God verlangt gerechtigheid
De teksten van het weekend zijn radicaal. De profeet Amos stelt zich in Gods naam aan de kant van de ‘armen en verdrukten’. God zal het volk treffen dat ongerechtigheid pleegt. Het evangelie nodigt ons uit om op een verstandige wijze om te gaan met onze eigen bezittingen en met de rijkdom van deze wereld.

Wij horen weleens zeggen: de achteruitgang van het geloof heeft te maken met de welstand van de mensen. En inderdaad, als de mens besmet raakt door bezit en het daarbij horend vertier, dreigt hij te vervreemden van wat God van ons verlangt. Dan loopt hij het gevaar te verglijden in geldzucht en machtsmisbruik, dreigt hij te vervallen in oneerlijke praktijken en geraken de principes van gerechtigheid vergeten. Of om het met de woorden van de profeet Amos te zeggen: ‘Dan wordt de mens een sjoemelaar die de korenmaat verkleint, de prijs verhoogt en de weegschaal vervalst. Zo wordt de kleine man onderbetaald en in de armoede geduwd’.

Geldzucht en bezitsdrang zijn gevaarlijke valkuilen omdat zij inspelen op onze nood aan veiligheid en onze zorg voor zelfbehoud. Ze zijn de oplossing voor onze angst om tekort te hebben en ze geven u tevens welbehagen en comfort. Met geld kan u steeds ingaan op nieuwe behoeften en krijgen wij het gevoel mee te kunnen in de moderne samenleving.

Maar rijkdom wordt ook dikwijls verworven op de kap van de armen. Als de aardse bezittingen niet eerlijk verdeeld worden dreigt er een enorme kloof te groeien tussen rijk en arm. En worden de kleinen en armen al vlug uitgesloten. Zij moeten dan leven aan de marge van de samenleving; dikwijls verstoken van het levensnoodzakelijke.

Het evangelie waarschuwt ons: Gij kunt niet God dienen en de mammon! Het kapitaal werpt dan een muur op met God en de mensen. Het kan ons zodanig verblinden dat wij God niet meer zien en de kreet van de armen niet meer horen. Onze samenleving barst van alle onrecht en miserie dat het geld teweeg brengt in gezinnen en families, in de samenleving en onder volkeren. Ja zelfs Jezus werd verraden en verkocht voor dertig zilverlingen.

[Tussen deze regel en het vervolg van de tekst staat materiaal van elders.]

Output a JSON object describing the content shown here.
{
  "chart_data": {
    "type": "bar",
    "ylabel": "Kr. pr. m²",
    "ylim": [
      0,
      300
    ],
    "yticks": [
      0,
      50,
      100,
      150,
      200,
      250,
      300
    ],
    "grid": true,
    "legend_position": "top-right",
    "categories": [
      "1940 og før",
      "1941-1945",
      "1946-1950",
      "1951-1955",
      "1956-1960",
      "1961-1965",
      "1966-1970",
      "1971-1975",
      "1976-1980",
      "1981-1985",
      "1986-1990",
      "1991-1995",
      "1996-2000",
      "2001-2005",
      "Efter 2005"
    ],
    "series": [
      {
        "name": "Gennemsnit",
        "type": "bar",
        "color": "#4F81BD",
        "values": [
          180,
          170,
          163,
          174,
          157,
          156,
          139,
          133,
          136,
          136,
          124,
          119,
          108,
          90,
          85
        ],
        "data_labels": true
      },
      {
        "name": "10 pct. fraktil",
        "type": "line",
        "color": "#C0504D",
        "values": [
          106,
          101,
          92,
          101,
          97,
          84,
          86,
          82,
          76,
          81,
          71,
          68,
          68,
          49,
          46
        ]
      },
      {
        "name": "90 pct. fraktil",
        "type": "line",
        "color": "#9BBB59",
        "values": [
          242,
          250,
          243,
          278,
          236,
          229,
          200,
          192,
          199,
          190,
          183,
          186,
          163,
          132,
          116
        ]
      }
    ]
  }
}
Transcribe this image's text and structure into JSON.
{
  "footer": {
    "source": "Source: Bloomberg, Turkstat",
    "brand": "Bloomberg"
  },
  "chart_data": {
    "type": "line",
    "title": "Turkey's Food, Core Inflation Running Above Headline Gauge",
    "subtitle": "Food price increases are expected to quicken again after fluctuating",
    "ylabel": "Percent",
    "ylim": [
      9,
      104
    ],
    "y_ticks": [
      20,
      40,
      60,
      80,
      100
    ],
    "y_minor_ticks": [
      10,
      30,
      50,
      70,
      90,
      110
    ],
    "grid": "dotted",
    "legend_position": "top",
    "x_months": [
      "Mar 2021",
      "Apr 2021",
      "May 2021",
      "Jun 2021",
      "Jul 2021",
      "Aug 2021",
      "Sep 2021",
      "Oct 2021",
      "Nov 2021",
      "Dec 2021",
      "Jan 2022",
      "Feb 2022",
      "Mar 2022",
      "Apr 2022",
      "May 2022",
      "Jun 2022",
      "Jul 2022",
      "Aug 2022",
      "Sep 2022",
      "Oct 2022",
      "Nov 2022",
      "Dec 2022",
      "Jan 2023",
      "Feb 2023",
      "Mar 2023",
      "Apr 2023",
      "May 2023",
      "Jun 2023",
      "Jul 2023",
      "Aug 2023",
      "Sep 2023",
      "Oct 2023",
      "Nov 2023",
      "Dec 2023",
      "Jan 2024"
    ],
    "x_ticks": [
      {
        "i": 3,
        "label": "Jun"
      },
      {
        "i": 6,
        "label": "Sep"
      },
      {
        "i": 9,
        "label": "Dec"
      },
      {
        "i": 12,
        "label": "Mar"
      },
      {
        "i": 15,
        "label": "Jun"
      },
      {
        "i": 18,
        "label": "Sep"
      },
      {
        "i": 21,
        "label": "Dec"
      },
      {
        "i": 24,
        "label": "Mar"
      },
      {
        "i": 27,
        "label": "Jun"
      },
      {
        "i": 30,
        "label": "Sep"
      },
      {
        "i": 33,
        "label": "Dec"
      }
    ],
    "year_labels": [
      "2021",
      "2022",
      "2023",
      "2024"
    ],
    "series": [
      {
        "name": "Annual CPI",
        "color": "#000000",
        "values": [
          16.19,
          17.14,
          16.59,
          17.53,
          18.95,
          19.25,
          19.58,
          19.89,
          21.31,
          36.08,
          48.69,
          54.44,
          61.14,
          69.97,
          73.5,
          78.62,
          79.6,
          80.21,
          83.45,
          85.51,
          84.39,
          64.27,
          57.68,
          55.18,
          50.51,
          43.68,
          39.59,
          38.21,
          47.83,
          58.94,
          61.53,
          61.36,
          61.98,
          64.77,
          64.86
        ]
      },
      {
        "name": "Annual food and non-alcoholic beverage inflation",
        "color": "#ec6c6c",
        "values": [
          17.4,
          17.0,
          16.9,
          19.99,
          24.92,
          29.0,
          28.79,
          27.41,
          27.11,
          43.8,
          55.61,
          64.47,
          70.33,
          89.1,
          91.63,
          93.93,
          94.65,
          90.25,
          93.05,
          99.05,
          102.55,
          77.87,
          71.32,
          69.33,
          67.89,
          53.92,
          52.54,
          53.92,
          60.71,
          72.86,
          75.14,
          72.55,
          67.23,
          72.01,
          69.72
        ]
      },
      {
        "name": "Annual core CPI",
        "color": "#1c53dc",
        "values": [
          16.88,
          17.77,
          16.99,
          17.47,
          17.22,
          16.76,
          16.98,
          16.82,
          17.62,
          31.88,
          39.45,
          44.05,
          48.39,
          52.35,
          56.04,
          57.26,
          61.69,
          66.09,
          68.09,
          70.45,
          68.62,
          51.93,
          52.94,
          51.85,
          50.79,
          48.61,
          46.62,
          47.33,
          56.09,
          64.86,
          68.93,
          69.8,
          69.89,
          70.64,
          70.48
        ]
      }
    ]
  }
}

Niet dat het geld op zich de boosdoener is. Alles heeft te maken met de wijze waarop wij er mee omgaan. Bezittingen geven ons de mogelijkheid om mee te bouwen aan het Rijk Gods. Wie geld oppot loopt het gevaar onrechtvaardig te handelen en anderen te benadelen. Daarom is het belangrijk onze ingebakken neiging om angstvallig vast te houden wat wij bezitten, los te laten, door met een groot hart te geven. Het gaat hem hierbij niet alleen over geld, maar ook over het delen van aandacht, zorg, tijd … Het heeft zo dikwijls met elkaar te maken Wie deelt van wat hij heeft, in het bijzonder met hen die niets hebben, bouwt mee aan een nieuwe toekomst. Tijdens de vastentijd zingen wij het lied: ‘Delen doet goed, het geeft een fijn gevoel …’. Zou Gods droom niet groeien als wij dit met z’n allen zouden doen? Zou onze samenleving er niet gans anders uitzien als wij met z‘n allen delen wat God ons in zijn schepping heeft gegeven? Geld bezit een formidabele kracht om de wereld te veranderen als wij maar bereid zijn om te delen en elkaar te helpen.